Hi! Does anyone know what to use to polish diamond or diamond like
substance (carbon material)? In the process of faceting some material
that is possibly corrundum with carbon in it that it tests out as
diamondon a diamond tester. It is something that was lab created in
the 40’s or the time of WWII.

Thanks!
Anne


#2

Anne:

If it were created before WWII, it would almost certainly be
synthetic sapphire; other diamond simulants like YAG or GGG, were
invented for the laser optics industry in the 1960s.

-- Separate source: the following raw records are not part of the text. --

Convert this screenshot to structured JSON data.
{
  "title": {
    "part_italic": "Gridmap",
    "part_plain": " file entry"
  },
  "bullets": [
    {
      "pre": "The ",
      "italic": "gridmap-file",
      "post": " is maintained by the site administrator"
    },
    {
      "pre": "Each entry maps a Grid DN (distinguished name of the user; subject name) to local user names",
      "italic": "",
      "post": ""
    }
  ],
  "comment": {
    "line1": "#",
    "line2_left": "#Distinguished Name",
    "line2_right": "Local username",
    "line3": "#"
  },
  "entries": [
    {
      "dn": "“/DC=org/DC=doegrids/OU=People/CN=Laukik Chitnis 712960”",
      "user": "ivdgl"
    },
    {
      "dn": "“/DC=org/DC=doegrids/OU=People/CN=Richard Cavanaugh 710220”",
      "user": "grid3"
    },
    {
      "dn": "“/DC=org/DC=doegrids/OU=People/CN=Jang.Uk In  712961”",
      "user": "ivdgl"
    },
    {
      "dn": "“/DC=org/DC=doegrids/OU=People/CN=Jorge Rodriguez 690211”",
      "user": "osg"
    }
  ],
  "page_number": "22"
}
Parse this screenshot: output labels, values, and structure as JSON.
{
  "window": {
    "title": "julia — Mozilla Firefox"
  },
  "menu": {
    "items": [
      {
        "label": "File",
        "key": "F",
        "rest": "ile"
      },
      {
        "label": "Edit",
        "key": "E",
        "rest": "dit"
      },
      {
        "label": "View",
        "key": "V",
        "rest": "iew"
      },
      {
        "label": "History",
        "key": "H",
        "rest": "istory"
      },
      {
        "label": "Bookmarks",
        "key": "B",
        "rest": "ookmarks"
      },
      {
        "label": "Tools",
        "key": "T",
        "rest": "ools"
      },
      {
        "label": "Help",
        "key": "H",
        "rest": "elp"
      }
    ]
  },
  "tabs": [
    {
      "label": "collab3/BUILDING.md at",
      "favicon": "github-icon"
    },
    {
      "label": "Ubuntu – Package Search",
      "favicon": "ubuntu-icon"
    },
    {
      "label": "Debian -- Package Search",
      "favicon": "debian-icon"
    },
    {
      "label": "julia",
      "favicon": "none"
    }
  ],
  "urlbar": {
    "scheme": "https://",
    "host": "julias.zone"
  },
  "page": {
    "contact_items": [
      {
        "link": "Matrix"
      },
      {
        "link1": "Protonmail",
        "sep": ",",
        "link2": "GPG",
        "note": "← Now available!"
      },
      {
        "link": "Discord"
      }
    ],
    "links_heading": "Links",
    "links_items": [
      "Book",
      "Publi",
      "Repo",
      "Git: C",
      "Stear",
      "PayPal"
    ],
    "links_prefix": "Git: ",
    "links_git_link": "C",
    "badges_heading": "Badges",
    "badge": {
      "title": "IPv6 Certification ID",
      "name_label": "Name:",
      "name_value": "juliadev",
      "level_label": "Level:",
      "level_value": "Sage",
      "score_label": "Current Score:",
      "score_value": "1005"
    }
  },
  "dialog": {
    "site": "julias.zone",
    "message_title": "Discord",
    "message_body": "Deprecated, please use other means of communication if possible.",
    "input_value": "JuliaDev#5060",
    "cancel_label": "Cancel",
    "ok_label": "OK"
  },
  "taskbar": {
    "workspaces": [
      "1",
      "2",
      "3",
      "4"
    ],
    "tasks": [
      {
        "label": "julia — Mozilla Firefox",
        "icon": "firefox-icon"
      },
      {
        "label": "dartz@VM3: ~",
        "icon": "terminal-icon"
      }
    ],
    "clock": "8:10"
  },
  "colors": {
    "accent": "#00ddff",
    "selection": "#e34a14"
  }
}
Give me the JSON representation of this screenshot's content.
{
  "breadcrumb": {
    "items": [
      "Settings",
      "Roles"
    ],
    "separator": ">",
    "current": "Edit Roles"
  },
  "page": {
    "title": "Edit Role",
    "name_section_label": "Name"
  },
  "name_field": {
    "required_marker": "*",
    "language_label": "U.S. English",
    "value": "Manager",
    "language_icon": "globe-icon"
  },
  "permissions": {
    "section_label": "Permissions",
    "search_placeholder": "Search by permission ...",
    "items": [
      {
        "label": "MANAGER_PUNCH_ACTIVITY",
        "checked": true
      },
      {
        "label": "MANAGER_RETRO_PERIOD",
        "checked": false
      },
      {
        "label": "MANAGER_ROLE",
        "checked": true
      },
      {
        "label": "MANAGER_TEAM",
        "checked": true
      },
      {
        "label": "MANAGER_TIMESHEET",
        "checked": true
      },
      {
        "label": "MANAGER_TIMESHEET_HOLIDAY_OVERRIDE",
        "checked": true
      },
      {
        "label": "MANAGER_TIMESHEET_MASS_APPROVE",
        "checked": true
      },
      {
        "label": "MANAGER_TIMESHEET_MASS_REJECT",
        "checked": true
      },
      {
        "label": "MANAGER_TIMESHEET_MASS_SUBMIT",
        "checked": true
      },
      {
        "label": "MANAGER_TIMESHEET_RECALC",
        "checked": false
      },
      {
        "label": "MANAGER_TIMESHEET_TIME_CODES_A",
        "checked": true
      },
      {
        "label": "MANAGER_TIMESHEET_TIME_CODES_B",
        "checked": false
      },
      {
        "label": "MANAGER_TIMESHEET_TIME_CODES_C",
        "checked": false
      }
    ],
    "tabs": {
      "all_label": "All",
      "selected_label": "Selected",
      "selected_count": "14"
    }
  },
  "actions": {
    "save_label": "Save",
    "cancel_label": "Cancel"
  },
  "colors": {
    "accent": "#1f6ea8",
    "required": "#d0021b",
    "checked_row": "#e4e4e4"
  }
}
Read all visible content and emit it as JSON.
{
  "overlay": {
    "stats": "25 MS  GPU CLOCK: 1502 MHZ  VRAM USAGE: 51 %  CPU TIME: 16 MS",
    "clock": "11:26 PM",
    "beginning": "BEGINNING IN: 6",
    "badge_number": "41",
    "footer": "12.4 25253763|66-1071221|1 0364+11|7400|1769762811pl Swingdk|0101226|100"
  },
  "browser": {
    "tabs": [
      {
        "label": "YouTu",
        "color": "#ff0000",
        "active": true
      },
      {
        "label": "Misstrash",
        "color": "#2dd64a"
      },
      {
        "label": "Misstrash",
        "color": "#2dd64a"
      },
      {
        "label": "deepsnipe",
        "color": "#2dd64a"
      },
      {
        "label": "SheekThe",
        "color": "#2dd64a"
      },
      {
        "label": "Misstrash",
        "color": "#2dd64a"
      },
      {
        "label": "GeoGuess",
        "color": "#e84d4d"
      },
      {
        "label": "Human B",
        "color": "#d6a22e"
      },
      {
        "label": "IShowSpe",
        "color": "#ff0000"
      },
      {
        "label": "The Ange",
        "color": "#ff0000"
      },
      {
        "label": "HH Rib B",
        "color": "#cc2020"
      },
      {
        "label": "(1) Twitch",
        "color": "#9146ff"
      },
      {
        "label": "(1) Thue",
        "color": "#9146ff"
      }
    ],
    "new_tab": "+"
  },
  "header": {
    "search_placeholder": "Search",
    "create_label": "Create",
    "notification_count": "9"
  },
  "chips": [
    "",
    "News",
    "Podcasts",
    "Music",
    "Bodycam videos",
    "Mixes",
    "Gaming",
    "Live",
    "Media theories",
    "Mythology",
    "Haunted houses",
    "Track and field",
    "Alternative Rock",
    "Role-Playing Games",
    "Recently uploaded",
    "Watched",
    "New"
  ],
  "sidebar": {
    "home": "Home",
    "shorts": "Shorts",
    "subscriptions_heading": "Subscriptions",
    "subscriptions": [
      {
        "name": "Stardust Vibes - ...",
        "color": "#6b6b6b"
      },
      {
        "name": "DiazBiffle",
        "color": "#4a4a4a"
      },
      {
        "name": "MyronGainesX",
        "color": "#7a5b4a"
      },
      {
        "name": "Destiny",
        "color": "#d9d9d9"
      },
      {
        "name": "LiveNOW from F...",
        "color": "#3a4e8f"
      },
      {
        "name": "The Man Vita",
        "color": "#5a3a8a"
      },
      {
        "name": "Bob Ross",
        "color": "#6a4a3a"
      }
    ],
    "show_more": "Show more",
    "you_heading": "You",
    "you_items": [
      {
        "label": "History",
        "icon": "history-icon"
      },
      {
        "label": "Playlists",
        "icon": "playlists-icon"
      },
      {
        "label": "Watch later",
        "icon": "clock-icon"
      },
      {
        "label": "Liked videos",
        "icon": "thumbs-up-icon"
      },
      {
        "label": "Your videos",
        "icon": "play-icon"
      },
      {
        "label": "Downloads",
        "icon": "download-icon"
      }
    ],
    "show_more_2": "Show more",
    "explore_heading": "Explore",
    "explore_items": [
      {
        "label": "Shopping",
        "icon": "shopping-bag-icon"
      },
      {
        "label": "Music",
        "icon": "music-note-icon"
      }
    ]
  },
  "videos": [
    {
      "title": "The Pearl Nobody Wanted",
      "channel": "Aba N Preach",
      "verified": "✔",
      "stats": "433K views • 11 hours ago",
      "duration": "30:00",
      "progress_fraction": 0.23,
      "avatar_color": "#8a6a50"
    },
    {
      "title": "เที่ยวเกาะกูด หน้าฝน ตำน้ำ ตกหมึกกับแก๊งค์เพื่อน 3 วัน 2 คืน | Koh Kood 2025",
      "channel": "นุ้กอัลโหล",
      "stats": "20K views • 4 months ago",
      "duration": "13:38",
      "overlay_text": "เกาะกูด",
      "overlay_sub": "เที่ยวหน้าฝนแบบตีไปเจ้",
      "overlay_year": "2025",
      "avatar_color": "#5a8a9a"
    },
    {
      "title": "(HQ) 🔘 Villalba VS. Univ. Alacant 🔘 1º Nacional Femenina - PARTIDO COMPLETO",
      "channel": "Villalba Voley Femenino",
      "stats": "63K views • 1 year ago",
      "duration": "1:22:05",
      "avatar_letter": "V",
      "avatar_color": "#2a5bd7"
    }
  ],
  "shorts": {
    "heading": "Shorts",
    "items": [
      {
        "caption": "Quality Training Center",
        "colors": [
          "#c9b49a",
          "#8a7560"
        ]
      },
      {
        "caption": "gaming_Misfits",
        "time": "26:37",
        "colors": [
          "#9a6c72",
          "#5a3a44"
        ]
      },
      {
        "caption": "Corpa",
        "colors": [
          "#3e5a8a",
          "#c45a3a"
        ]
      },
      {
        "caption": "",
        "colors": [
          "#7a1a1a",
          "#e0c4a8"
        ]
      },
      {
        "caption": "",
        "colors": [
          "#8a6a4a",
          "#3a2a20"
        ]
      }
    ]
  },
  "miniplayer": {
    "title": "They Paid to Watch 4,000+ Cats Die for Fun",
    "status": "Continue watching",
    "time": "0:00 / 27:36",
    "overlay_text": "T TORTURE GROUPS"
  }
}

You would polish sapphire with diamond grit. In fact you can polish
anything other than quartz with diamond grit, including diamond. I
recommend 50,000 grit for final polish, but you will need coarser
grit to remove scratches. The choice of prepolish grit would depend
on what prepolish lap you are using, as some laps embed the diamond
a little deeper than others.


#3

Interesting that it tests as diamond, what tester are you using? The
simple diamond testers work by the principle that diamond is a great
thermal conductor and the simulants arent (except SiC). CZ is about
the worst conductor of heat there is. Corundum (Al2O3) will not
combine with carbon so that is not likely to be the reason. An
evaporated metal coating on the surface would do it. If the stone is
over 30 years old it is likely to be YAG or GGG, if over 40 years
old is more likely to be a synthetic spinel like magalox.

However, none of this will change how you need to repolish it and
that is using fine diamond paste on a suitable lap. Most people use a
metal lap to carry the diamond paste, I use a phenolic but have used
pyrophillite or copper with equal success on hard stones.